Today, software functionality is delivered on a subscription-based model, in the same way as content services. So it seems only natural that vendors should provide both software and content. Large companies buy demographic and credit information to enrich their customer data, small companies collect email addresses; everyone needs their target audience, as well as customers, within their marketing platform.
This integration could be achieved by mergers & acquisitions (M&A) or partnerships and the high valuations enjoyed by marketing software companies will affect the outcomes.
MERGER & ACQUISITION ACTIVITY
LinkedIn has stepped up efforts to offer a comprehensive B2B marketing platform with its recent agreement to acquire Bizo for $175m. Bizo offers technology and products that enable measurable display and social advertising programs. With a headcount of around 150, it is likely that revenue was less than $30m. LinkedIn believes the market for B2B marketing services is a $50bn opportunity.
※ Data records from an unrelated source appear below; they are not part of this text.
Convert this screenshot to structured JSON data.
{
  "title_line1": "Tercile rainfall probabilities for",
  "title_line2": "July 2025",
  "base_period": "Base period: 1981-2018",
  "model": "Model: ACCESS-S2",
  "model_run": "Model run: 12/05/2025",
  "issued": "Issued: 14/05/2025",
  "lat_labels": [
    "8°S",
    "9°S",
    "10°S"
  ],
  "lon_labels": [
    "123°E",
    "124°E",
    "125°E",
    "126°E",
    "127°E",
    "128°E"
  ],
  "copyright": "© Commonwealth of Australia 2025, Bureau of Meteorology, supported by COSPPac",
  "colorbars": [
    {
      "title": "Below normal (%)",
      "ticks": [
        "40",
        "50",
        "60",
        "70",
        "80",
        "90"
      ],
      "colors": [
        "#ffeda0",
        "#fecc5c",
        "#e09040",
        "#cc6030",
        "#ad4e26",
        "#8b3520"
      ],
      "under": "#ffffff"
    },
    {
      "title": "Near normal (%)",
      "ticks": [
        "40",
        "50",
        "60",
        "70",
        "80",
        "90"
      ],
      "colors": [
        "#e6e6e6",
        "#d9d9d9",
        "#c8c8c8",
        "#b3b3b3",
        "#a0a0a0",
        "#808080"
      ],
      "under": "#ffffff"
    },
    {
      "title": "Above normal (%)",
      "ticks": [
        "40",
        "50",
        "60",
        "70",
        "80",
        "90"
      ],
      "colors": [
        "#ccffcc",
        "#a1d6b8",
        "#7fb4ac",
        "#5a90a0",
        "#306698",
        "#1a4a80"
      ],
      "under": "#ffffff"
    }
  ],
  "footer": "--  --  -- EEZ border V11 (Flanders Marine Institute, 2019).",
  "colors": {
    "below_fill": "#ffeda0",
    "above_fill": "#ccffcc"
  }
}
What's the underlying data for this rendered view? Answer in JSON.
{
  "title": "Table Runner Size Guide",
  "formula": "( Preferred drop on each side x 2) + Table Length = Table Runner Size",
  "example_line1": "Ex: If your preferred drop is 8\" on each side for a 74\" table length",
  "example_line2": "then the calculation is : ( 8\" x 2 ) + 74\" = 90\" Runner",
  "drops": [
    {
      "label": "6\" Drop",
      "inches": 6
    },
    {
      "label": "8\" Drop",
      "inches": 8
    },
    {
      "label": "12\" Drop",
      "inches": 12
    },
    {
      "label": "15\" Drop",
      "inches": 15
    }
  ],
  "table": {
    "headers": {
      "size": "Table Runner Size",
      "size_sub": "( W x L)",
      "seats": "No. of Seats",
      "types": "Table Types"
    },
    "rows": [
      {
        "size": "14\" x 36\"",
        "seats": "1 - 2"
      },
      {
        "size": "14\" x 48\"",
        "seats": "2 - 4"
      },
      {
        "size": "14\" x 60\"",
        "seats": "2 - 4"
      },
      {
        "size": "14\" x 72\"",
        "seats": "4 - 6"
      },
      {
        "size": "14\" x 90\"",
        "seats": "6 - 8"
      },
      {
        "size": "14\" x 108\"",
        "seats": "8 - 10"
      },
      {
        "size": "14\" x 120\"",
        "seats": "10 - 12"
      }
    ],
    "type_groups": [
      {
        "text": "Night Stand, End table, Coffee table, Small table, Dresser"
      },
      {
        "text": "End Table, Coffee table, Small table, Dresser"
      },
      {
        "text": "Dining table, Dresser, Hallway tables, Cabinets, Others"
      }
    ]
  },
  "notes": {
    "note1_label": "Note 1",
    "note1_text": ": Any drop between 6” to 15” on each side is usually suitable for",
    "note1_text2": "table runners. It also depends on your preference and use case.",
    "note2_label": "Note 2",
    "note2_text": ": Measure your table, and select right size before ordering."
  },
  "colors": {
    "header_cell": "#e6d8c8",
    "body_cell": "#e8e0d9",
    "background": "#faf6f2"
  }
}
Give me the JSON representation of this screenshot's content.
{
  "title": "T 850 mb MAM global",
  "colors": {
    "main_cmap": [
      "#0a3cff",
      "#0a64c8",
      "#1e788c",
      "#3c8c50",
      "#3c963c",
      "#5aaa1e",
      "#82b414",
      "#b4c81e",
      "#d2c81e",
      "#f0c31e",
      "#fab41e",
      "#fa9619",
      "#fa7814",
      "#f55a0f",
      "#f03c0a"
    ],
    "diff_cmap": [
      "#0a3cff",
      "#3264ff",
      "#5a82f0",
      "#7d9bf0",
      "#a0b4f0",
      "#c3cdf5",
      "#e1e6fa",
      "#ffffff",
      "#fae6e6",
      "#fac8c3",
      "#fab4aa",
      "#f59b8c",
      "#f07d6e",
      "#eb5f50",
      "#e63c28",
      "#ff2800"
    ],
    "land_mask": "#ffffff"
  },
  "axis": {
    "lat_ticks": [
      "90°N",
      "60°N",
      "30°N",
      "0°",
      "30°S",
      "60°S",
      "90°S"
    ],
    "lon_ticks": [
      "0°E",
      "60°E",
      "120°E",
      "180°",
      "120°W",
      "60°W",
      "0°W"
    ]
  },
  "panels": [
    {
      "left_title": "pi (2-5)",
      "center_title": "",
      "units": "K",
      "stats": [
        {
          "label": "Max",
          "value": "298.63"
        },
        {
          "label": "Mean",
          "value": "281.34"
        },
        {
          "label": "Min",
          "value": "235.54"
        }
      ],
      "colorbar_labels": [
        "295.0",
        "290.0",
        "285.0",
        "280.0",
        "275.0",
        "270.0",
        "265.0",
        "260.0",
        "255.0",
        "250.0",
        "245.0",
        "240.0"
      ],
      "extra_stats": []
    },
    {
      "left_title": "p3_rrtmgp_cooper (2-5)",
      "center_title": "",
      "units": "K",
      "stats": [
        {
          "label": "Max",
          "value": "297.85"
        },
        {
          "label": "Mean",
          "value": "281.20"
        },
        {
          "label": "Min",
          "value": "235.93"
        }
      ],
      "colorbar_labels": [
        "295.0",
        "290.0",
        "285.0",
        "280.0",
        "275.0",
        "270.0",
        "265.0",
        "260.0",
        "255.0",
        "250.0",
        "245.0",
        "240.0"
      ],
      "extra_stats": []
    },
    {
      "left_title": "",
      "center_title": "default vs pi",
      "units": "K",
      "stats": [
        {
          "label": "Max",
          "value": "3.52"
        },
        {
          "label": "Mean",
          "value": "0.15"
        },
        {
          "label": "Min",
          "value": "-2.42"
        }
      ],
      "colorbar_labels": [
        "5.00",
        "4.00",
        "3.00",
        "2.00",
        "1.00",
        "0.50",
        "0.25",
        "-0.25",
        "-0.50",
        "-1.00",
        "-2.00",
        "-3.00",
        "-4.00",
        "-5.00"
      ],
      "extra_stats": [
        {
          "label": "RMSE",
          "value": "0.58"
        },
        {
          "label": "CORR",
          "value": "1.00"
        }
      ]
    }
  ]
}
Social relationship platform, Sprinklr, has announced the acquisition of social media agency, TBG Digital. Together they will provide large brands with a converged social media solution. While merging a social media agency with a marketing automation platform will significantly increase revenue, it will reduce the market capitalization/trailing twelve months (TTM) revenue multiple. I believe the market could also be left confused about what the company actually does. To add to this confusion, Sprinklr acquired professional services business, Dachis, earlier this year, further reducing the TTM revenue multiple that investors/buyers will be prepared to pay for the business.
This flurry of mergers and acquisitions raises a number of questions: “Does the merger of content and software technology provide new exit opportunities for young, fast growing software companies such as Falcon Social?” Will we see more content publishers buying software companies, or will software companies look to buy content publishers?
CONTENT PUBLISHERS ARE UNLIKELY BUYERS
Generally, large public content publishers aren’t as highly valued as young, fast growing technology companies. A recent Bulger Partners report, Marketing Technology Overview, shows that in recent M&A transactions the typical valuations of marketing technology vendors were 5x TTM revenue. This is high in comparison to most public market valuations.
Public content publishers find it very difficult to acquire companies that are valued on a higher revenue or EBITDA multiple than themselves. It produces a dilution of value that isn’t acceptable to shareholders. As a consequence, it is unlikely that traditional media companies will be able to buy young marketing technology businesses with expectations of high revenue multiples. Are commercial partnerships a possibility?
PARTNERSHIPS MORE LIKELY THAN M&A
As social media continues to gain momentum, companies need to link social profiles with individuals’ true identities, credit histories and commercial information. Most software companies prefer to use external data sources, rather than build their own, as this removes the need to collect and manage content themselves. There are many recent examples of commercial partnerships, particularly with social networks that have access to a wealth of data and can be used to distribute marketing information.
Consumer research company Nielsen provides data ranging from what people watch on television to what they buy in stores. Apparently, Nielsen has extended its partnership with Facebook. As more people watch TV on their mobile devices, Facebook will track its users’ mobile viewing habits and send information on what they watch, their age and gender to Nielsen.
LinkedIn has commercial partnerships with SalesForce and Microsoft Dynamics to provide access to LinkedIn profiles within their CRM systems. For CRM vendors, accessing LinkedIn data is extremely desirable for targeting B2B, as it is the world’s largest professional network on the internet with more than 300 million members worldwide.
I believe partnerships between young technology businesses and information providers, rather than mergers and acquisitions, are more likely because M&A only provides access to one information source. Young technology companies need to partner with multiple content providers so they don’t limit their market opportunity. Working in partnership with a number of information sources that have a large market share offers greater potential to boost sales by increasing the number of relevant customers to sell to.
While technology is changing at a rapid pace, it is doubtful that the M&A landscape is going to change. Content publishers aren’t valued highly enough to snap up fast growing technology companies. Of course, there are always exceptions, such as LinkedIn and Google. LinkedIn trades with a TTM revenue multiple over 11 and while Google only has a 2x multiple, it has over $60bn cash at its disposal.